Pour les commissions élues ou nommées pour une durée déterminée, les membres élus ou nommés au cours de cette période ne le sont que jusqu'à l'expiration de cette dernière.

 

EXPOSÉ DES MOTIFS

I. Introduction

Le présent projet de loi vise à transférer à une commission de recours indépendante la compétence, dévolue jusqu'à présent au Conseil d'Etat, de statuer sur les recours interjetés en matière de police des étrangers.

Il répond à un impératif juridique combiné à l'opportunité de maintenir l'unité de traitement de ce type de recours, ainsi qu'à la volonté du Conseil d'Etat de promouvoir l'indépendance de la juridiction administrative et de se décharger d'une tâche juridictionnelle de plus en plus absorbante.

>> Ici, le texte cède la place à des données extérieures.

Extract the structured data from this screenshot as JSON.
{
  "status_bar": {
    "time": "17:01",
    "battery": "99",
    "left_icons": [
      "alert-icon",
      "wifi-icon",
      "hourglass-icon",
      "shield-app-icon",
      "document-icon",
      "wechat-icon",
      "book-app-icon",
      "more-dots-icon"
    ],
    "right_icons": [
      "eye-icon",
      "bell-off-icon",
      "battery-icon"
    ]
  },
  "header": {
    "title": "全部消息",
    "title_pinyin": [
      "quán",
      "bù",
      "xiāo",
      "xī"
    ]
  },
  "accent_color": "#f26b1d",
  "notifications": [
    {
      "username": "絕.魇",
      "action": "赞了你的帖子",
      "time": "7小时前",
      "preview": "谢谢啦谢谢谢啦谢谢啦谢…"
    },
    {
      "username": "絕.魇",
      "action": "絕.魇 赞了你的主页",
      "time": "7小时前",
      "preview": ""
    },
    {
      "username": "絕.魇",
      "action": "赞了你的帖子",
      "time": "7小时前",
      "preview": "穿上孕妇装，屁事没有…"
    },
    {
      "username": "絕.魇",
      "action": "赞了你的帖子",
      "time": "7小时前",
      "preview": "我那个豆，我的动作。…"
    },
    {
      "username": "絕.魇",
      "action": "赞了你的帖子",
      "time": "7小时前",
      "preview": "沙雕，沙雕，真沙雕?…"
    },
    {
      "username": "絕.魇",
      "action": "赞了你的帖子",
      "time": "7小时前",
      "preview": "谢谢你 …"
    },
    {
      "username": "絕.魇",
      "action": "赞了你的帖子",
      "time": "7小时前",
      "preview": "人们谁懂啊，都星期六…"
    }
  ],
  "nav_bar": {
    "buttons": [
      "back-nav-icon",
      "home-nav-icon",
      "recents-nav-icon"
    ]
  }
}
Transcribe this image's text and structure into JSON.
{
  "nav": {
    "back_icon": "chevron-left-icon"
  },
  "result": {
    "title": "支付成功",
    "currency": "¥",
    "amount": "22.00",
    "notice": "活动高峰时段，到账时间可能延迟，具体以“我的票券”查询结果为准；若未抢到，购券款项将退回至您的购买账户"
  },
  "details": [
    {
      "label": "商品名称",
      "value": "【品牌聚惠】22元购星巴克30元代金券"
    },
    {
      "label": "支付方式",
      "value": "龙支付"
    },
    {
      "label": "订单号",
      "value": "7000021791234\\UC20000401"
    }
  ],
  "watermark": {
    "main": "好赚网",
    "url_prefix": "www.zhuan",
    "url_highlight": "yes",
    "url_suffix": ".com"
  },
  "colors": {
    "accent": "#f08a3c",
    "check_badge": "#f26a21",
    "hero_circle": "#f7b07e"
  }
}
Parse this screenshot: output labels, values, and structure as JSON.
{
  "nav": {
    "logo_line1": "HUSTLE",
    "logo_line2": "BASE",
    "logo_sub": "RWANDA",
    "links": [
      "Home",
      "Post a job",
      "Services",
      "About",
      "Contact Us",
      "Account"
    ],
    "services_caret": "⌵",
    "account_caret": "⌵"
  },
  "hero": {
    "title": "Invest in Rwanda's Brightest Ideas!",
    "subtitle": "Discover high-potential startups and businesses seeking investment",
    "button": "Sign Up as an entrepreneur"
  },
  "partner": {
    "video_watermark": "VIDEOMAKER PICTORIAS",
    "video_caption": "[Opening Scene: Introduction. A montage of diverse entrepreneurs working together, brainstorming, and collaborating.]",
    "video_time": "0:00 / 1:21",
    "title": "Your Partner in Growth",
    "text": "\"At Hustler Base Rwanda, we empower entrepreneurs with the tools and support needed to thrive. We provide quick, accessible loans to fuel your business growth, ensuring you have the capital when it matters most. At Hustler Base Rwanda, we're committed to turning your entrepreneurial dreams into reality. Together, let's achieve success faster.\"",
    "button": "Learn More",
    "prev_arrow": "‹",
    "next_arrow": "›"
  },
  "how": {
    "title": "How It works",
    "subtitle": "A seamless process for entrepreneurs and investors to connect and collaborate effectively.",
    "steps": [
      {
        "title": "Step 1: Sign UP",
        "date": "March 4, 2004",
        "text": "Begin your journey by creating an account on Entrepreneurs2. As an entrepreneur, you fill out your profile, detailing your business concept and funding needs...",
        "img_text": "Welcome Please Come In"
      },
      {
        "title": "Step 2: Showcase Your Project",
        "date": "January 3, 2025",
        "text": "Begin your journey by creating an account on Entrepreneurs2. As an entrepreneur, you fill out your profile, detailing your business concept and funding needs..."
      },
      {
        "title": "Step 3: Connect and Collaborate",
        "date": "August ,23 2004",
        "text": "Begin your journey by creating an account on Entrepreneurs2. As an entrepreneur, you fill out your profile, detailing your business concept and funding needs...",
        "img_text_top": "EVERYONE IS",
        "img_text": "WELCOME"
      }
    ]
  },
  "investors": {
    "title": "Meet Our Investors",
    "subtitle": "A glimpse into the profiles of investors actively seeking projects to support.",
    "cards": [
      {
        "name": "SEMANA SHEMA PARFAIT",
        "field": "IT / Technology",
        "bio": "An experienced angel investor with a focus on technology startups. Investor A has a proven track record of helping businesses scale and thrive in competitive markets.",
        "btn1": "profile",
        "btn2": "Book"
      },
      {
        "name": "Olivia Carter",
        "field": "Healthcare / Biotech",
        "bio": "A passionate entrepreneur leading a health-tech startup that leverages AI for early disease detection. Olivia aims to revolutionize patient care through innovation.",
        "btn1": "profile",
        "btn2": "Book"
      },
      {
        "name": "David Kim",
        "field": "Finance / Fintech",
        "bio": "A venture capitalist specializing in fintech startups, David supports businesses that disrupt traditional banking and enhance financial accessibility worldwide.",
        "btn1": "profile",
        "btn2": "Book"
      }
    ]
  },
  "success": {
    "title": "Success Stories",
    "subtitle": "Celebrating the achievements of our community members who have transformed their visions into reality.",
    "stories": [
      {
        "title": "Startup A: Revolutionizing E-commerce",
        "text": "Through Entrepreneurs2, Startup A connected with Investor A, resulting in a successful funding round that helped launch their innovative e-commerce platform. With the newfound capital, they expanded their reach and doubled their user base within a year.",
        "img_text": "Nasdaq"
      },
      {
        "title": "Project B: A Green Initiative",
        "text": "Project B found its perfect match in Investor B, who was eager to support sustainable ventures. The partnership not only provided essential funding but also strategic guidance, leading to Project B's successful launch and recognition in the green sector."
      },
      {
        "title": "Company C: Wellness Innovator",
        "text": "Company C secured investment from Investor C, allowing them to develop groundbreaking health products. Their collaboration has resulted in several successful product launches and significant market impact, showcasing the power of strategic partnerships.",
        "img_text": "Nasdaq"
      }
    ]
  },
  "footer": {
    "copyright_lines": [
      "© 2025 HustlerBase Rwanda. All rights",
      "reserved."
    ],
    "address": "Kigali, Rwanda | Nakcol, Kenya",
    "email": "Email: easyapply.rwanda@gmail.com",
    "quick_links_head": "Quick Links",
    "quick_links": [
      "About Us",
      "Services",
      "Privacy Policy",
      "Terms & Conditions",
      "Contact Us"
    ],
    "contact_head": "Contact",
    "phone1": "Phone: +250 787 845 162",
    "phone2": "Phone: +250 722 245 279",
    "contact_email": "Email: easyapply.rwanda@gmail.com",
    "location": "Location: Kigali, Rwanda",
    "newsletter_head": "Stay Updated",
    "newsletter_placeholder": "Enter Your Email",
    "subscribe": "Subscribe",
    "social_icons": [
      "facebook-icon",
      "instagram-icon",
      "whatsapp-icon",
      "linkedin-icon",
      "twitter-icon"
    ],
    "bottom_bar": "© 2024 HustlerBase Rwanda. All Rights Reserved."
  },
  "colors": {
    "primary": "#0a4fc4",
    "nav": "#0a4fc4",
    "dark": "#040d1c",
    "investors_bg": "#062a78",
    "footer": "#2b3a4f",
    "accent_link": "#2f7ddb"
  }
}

II. Brève description du contentieux de la police des étrangers

1. La loi fédérale sur le séjour et l'établissement des étrangers, du 26 mars 1931 (en abrégé : LSEE, RS 142.20), charge les cantons de désigner une autorité cantonale de police des étrangers, à laquelle doit être en principe conféré le droit d'octroyer ou de maintenir les autorisations de séjour ou d'établissement et d'expulser les étrangers (art. 15 LSEE). Lorsque cette compétence n'est pas réservée au gouvernement cantonal ou à un chef de département ou qu'il n'existe pas de droit de recours à l'autorité fédérale, la législation cantonale doit prévoir une possibilité de recours à une autorité cantonale supérieure (art. 19 LSEE).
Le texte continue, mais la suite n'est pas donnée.